Henry_2001 wrote: For positive integer $k,$ we say that it is a Taurus integer if we can delete one element from the set $M_k=\{1,2,\cdots,k\},$ such that the sum of remaining $k-1$ elements is a positive perfect square. For example, $7$ is a Taurus integer, because if we delete $3$ from $M_7=\{1,2,3,4,5,6,7\},$ the sum of remaining $6$ elements is $25,$ which is a positive perfect square. $(1)$ Determine whether $2021$ is a Taurus integer. $(2)$ For positive integer $n,$ determine the number of Taurus integers in $\{1,2,\cdots,n\}.$ a)Yes,$M_k-{1190}$ is a perfect square

Sprites wrote: Henry_2001 wrote: For positive integer $k,$ we say that it is a Taurus integer if we can delete one element from the set $M_k=\{1,2,\cdots,k\},$ such that the sum of remaining $k-1$ elements is a positive perfect square. For example, $7$ is a Taurus integer, because if we delete $3$ from $M_7=\{1,2,3,4,5,6,7\},$ the sum of remaining $6$ elements is $25,$ which is a positive perfect square. $(1)$ Determine whether $2021$ is a Taurus integer. $(2)$ For positive integer $n,$ determine the number of Taurus integers in $\{1,2,\cdots,n\}.$ a)Yes,$M_k-{1190}$ is a perfect square b)We Claim that every integer is a tarus integer. Firstly,the sum of the set $M_n=\frac{n(n+1)}{2}>\lfloor \frac{n}{\sqrt{2}}\rfloor^2$ Now $\frac{n(n+1)}{2}-\frac{n^2}{2}<n $ hence every number is tarus . Sorry, but your answer of b) is wrong.(e.g. 5 is not Taurus)

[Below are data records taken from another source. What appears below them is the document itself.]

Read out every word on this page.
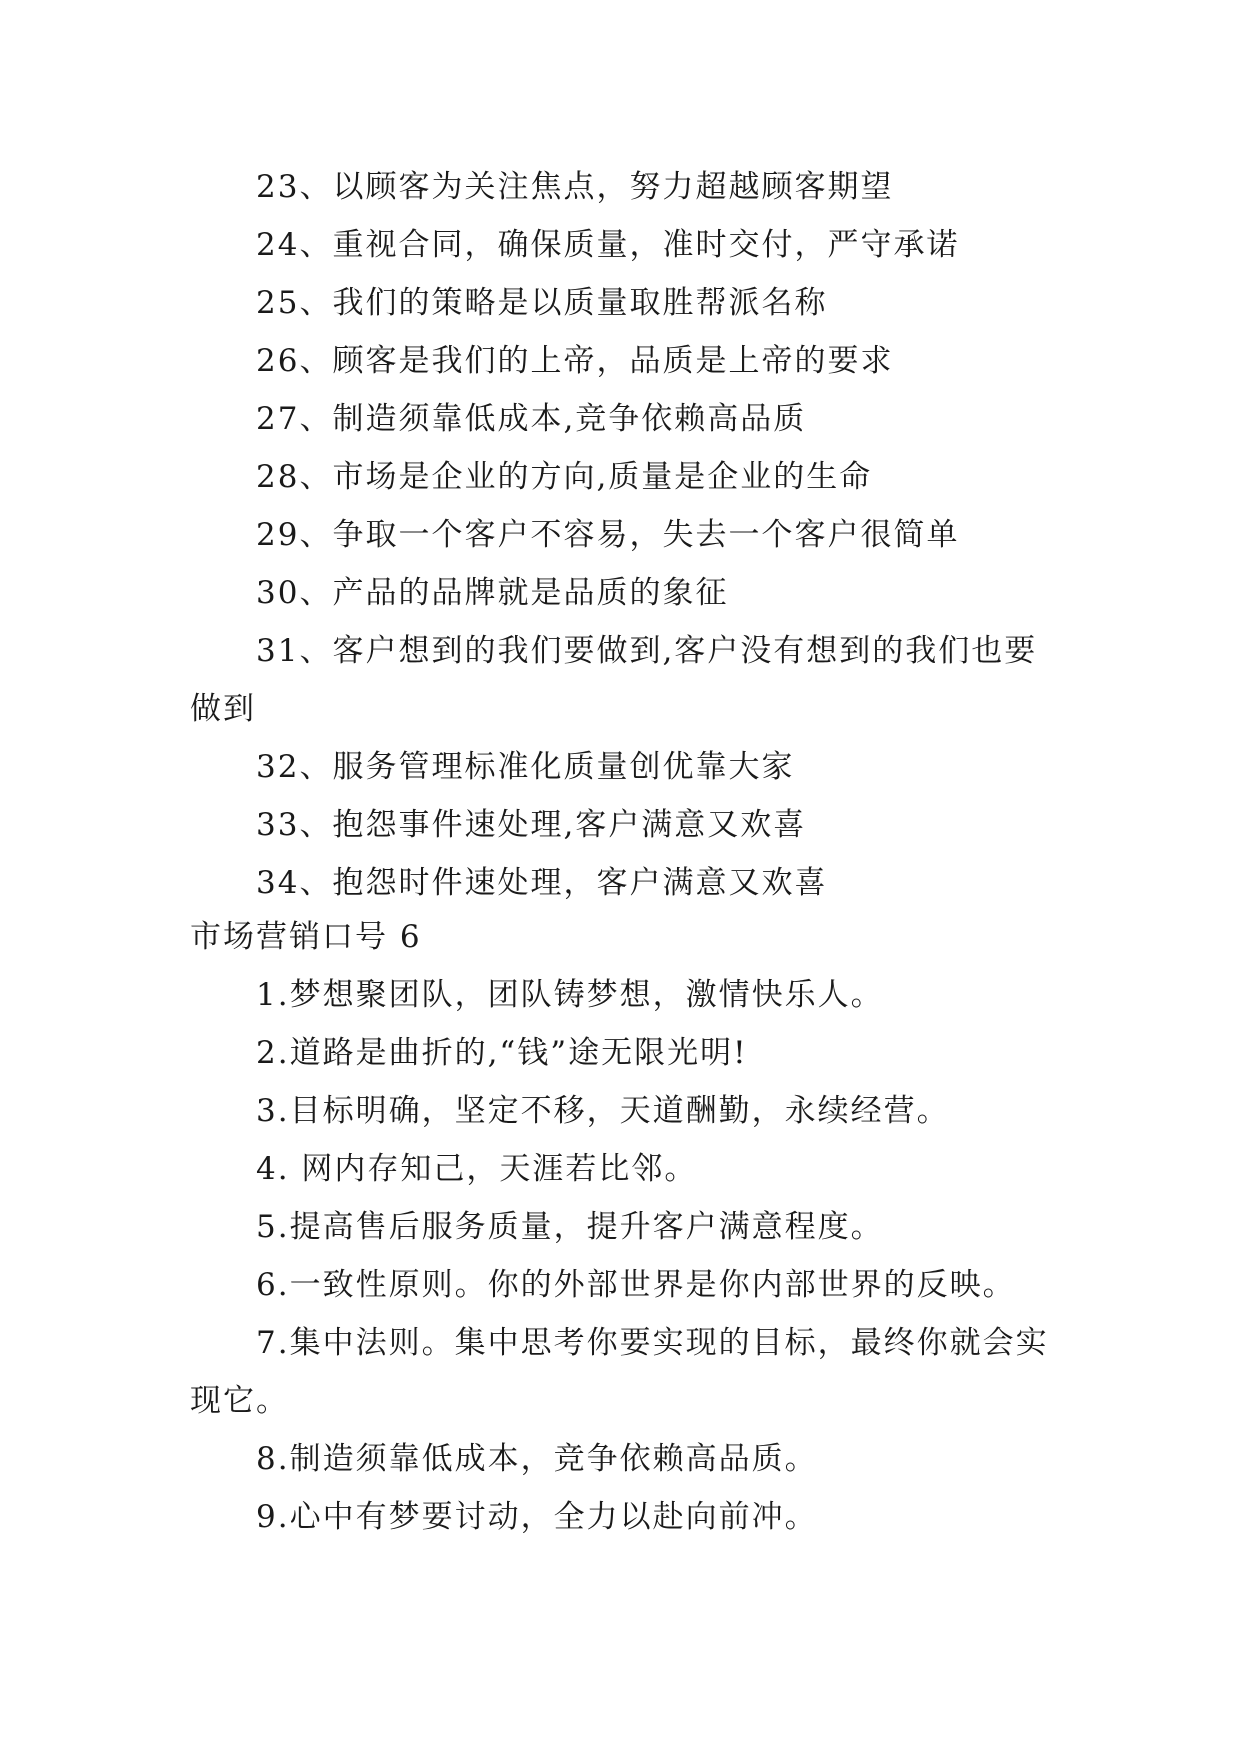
23、以顾客为关注焦点，努力超越顾客期望
24、重视合同，确保质量，准时交付，严守承诺
25、我们的策略是以质量取胜帮派名称
26、顾客是我们的上帝，品质是上帝的要求
27、制造须靠低成本,竞争依赖高品质
28、市场是企业的方向,质量是企业的生命
29、争取一个客户不容易，失去一个客户很简单
30、产品的品牌就是品质的象征
31、客户想到的我们要做到,客户没有想到的我们也要
做到
32、服务管理标准化质量创优靠大家
33、抱怨事件速处理,客户满意又欢喜
34、抱怨时件速处理，客户满意又欢喜
市场营销口号 6
1.梦想聚团队，团队铸梦想，激情快乐人。
2.道路是曲折的,“钱”途无限光明!
3.目标明确，坚定不移，天道酬勤，永续经营。
4. 网内存知己，天涯若比邻。
5.提高售后服务质量，提升客户满意程度。
6.一致性原则。你的外部世界是你内部世界的反映。
7.集中法则。集中思考你要实现的目标，最终你就会实
现它。
8.制造须靠低成本，竞争依赖高品质。
9.心中有梦要讨动，全力以赴向前冲。
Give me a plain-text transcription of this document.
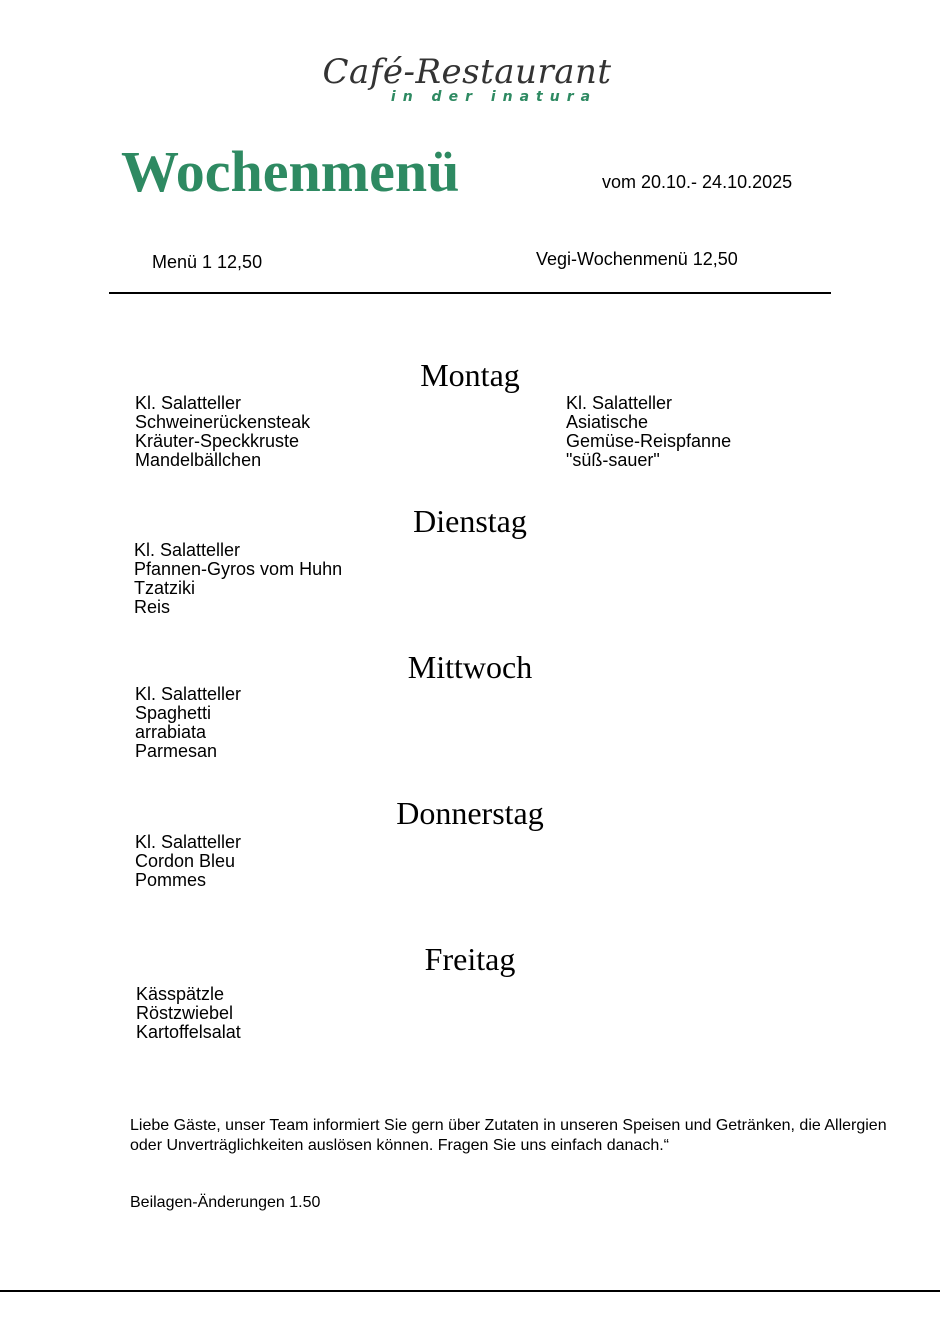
Café-Restaurant
in der inatura
Wochenmenü	vom 20.10.- 24.10.2025
Menü 1 12,50	Vegi-Wochenmenü 12,50
Montag
Kl. Salatteller
Schweinerückensteak
Kräuter-Speckkruste
Mandelbällchen
Kl. Salatteller
Asiatische
Gemüse-Reispfanne
"süß-sauer"
Dienstag
Kl. Salatteller
Pfannen-Gyros vom Huhn
Tzatziki
Reis
Mittwoch
Kl. Salatteller
Spaghetti
arrabiata
Parmesan
Donnerstag
Kl. Salatteller
Cordon Bleu
Pommes
Freitag
Kässpätzle
Röstzwiebel
Kartoffelsalat
Liebe Gäste, unser Team informiert Sie gern über Zutaten in unseren Speisen und Getränken, die Allergien oder Unverträglichkeiten auslösen können. Fragen Sie uns einfach danach.“
Beilagen-Änderungen 1.50
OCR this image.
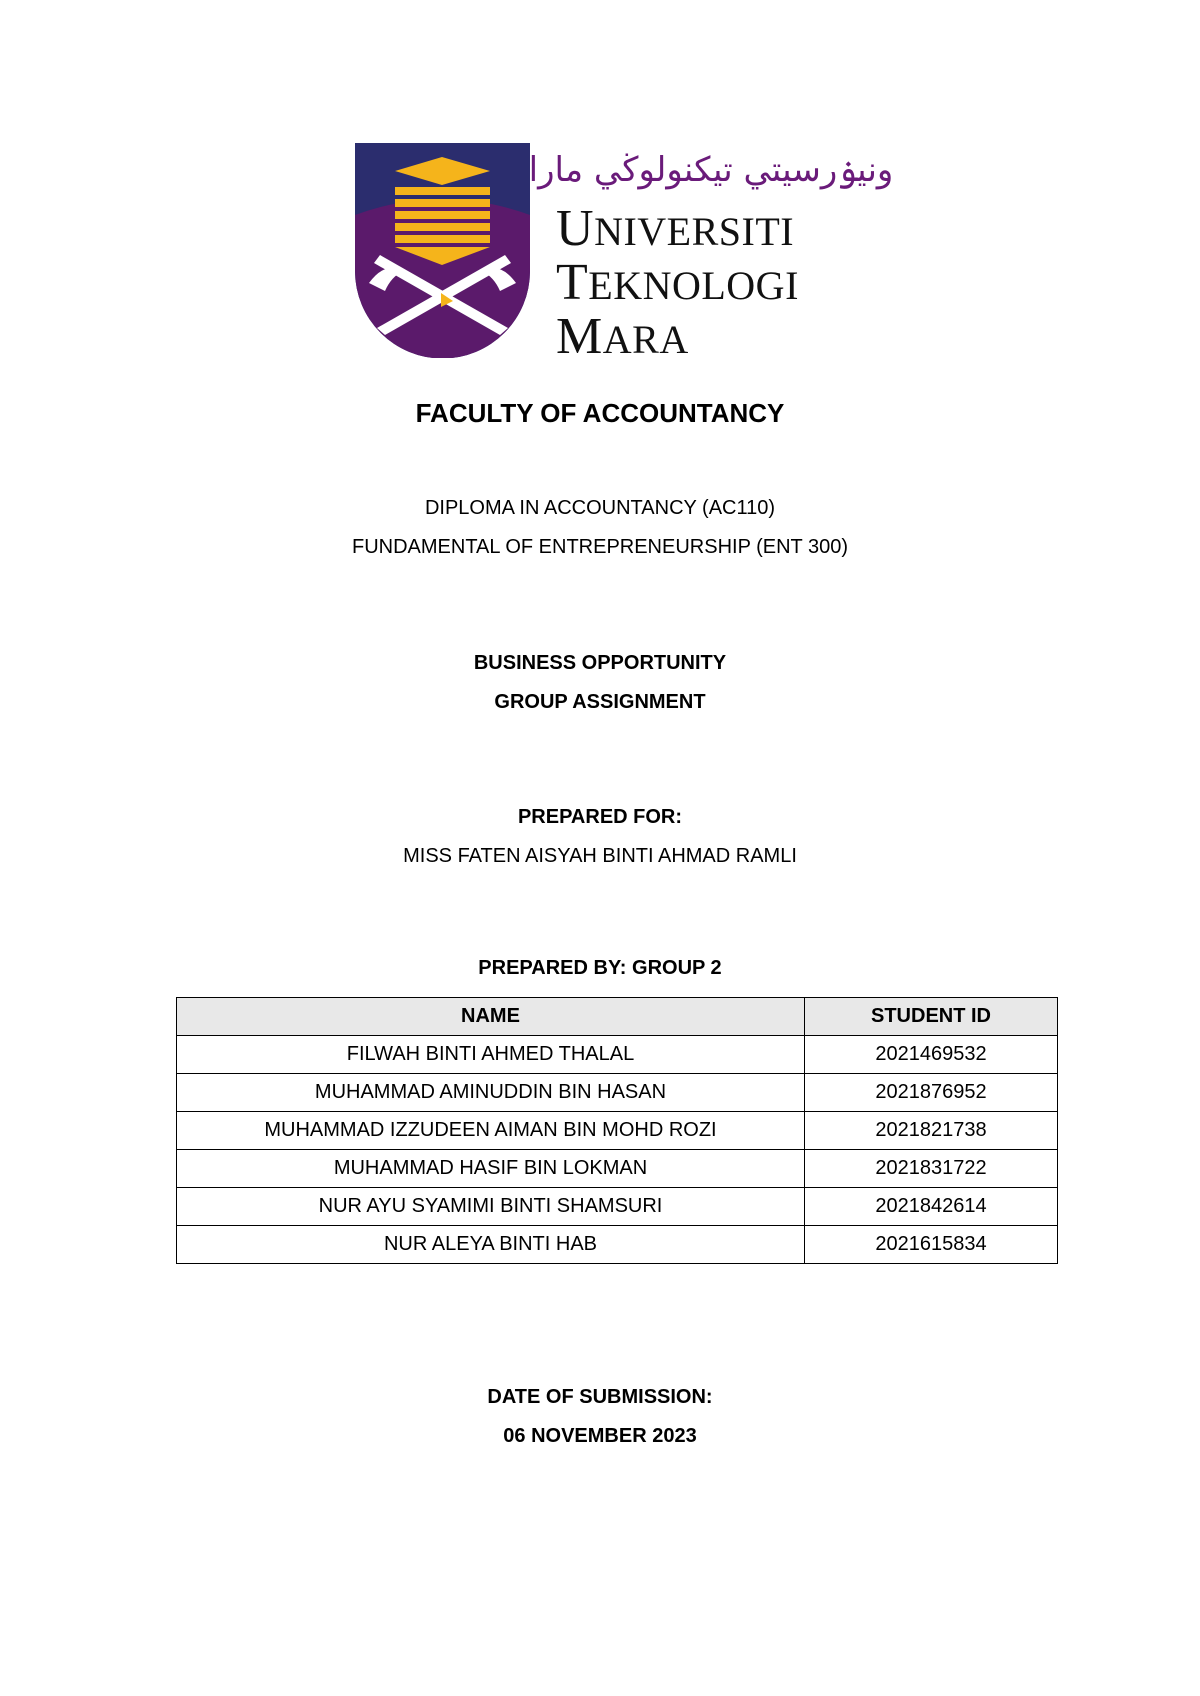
ونيۏرسيتي تيكنولوڬي مارا
UNIVERSITI
TEKNOLOGI
MARA
FACULTY OF ACCOUNTANCY
DIPLOMA IN ACCOUNTANCY (AC110)
FUNDAMENTAL OF ENTREPRENEURSHIP (ENT 300)
BUSINESS OPPORTUNITY
GROUP ASSIGNMENT
PREPARED FOR:
MISS FATEN AISYAH BINTI AHMAD RAMLI
PREPARED BY: GROUP 2
NAME	STUDENT ID
FILWAH BINTI AHMED THALAL	2021469532
MUHAMMAD AMINUDDIN BIN HASAN	2021876952
MUHAMMAD IZZUDEEN AIMAN BIN MOHD ROZI	2021821738
MUHAMMAD HASIF BIN LOKMAN	2021831722
NUR AYU SYAMIMI BINTI SHAMSURI	2021842614
NUR ALEYA BINTI HAB	2021615834
DATE OF SUBMISSION:
06 NOVEMBER 2023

tobylong wrote: Sprites wrote: Henry_2001 wrote: For positive integer $k,$ we say that it is a Taurus integer if we can delete one element from the set $M_k=\{1,2,\cdots,k\},$ such that the sum of remaining $k-1$ elements is a positive perfect square. For example, $7$ is a Taurus integer, because if we delete $3$ from $M_7=\{1,2,3,4,5,6,7\},$ the sum of remaining $6$ elements is $25,$ which is a positive perfect square. $(1)$ Determine whether $2021$ is a Taurus integer. $(2)$ For positive integer $n,$ determine the number of Taurus integers in $\{1,2,\cdots,n\}.$ a)Yes,$M_k-{1190}$ is a perfect square b)We Claim that every integer is a tarus integer. Firstly,the sum of the set $M_n=\frac{n(n+1)}{2}>\lfloor \frac{n}{\sqrt{2}}\rfloor^2$ Now $\frac{n(n+1)}{2}-\frac{n^2}{2}<n $ hence every number is tarus . Sorry, but your answer of b) is wrong.(e.g. 5 is not Taurus) Yeah,I guess it should work for all integers except $5$ and $8$

The answer is [sqrt((n^2+n-2)/2)]+1. Let f(n)=[sqrt((n^2+n-2)/2)].-[sqrt((n^2-n-2)/2)], it is easy to see that n is Taurus if and only if f(n)=1, and the answer is just to sum f(1)+f(2)+...+f(n). I think this is too easy for a 4.

Justanaccount wrote: The answer is $ \sqrt{\frac{n^2+n-2}{2}}+1$. Let $f(n)=\sqrt{\frac{n^2+n-2}{2}}- \sqrt{\frac{n^2-n-2}{2}}$, it is easy to see that n is Taurus if and only if f(n)=1, and the answer is just to sum $f(1)+f(2)+...+f(n)$. I think this is too easy for a 4. Can you post your sol please?